D'autre aventure à tenter que celle d'une renaissance politique hors des
sentiers battus.
Hervé Gaymard a raison lorsqu'il sent dans le pays « ces forces et cette
énergie immense propres à donner le meilleur d'elles-mêmes », mais il se trompe
s'il les croit prêtes à s'investir dans les vieux moules, les vieilles idées et
les vieilles recettes, fussent-elles estampillées de la croix de Lorraine. Lui
qui paraît si lucide, qu'il transporte ailleurs sa foi gaulliste : il y a
longtemps que l'esprit de résistance ne souffle plus dans la maison du père !
Dernier legs du gaullisme : l'amour d'une France à vocation universelle. Là
encore, la veine ne produit plus. Entre la tentation nationaliste, qui réduit
la France à un syndicat de défense des adhérents à jour de carte d'identité,
et l'indifférence à la France, qui signale le discours de la plupart des
dirigeants politiques de gauche et de droite, on cherche en vain un cri
d'amour, une passion têtue, une exigence morale qui relèvent la personnalité
française au lieu de l'humilier. Comment, pourtant, ne pas imaginer que cette
passion et cette exigence battent chez beaucoup d'entre nous, à commencer par
ceux de notre génération qu'exaspère le délabrement actuel de l'opposition
républicaine ? Avons-nous choisi la vie politique pour tourner dans les mêmes
marmites que nos prédécesseurs la même soupe insipide ?

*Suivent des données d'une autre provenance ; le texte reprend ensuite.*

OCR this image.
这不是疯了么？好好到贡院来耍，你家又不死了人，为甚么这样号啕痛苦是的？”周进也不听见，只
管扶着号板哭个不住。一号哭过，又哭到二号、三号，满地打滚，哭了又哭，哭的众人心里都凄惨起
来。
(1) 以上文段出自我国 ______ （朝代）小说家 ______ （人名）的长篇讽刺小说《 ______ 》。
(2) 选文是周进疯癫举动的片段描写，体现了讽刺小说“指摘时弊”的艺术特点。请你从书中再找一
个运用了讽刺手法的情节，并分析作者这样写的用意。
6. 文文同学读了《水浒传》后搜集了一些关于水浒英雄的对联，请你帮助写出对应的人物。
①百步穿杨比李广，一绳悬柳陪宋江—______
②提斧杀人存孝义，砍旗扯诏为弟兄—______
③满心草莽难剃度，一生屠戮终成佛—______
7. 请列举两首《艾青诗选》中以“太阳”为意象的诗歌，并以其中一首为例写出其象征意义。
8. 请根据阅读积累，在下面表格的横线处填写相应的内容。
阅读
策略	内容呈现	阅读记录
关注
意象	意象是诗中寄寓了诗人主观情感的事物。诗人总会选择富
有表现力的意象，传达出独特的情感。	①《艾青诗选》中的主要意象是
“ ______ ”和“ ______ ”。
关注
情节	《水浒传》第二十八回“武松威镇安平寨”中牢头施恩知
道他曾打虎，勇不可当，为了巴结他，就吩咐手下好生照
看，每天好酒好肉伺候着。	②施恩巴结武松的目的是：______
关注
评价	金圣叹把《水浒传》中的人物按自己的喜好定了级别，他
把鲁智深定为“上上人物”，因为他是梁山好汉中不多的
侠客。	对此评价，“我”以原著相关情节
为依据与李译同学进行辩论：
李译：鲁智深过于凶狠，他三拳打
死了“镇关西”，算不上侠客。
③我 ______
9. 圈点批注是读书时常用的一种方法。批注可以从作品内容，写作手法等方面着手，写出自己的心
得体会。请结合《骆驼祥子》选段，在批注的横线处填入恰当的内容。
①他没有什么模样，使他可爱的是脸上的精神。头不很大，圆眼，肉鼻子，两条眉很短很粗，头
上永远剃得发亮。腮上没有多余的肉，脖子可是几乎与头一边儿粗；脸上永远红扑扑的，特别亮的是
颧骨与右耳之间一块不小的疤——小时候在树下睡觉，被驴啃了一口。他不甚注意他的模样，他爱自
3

Oui, Druon a raison : le gaullisme est aujourd'hui dénaturé. Oui, Gaymard a
raison, il faut bâtir du vrai et du neuf. Mais le neuf et le vrai d'aujourd'hui
ne sont pas ceux d'hier. Que chacun trouve où il veut les ressorts de son
énergie, dans le gaullisme, le libéralisme, la démocratie chrétienne ou chez
d'autres encore, peu importe ! L'essentiel aujourd'hui est de résister au
régime des partis qui nous éloigne du peuple, de rassembler dans un mouvement
nouveau le nombre immense des bonnes volontés, de restaurer un idéal français
généreux capable de toucher tous nos concitoyens, sans distinction de
condition. Alors peut-être pourrons-nous reparler de gaullisme. Alors peut-être
s'apaisera la juste colère de Maurice Druon... et des Français.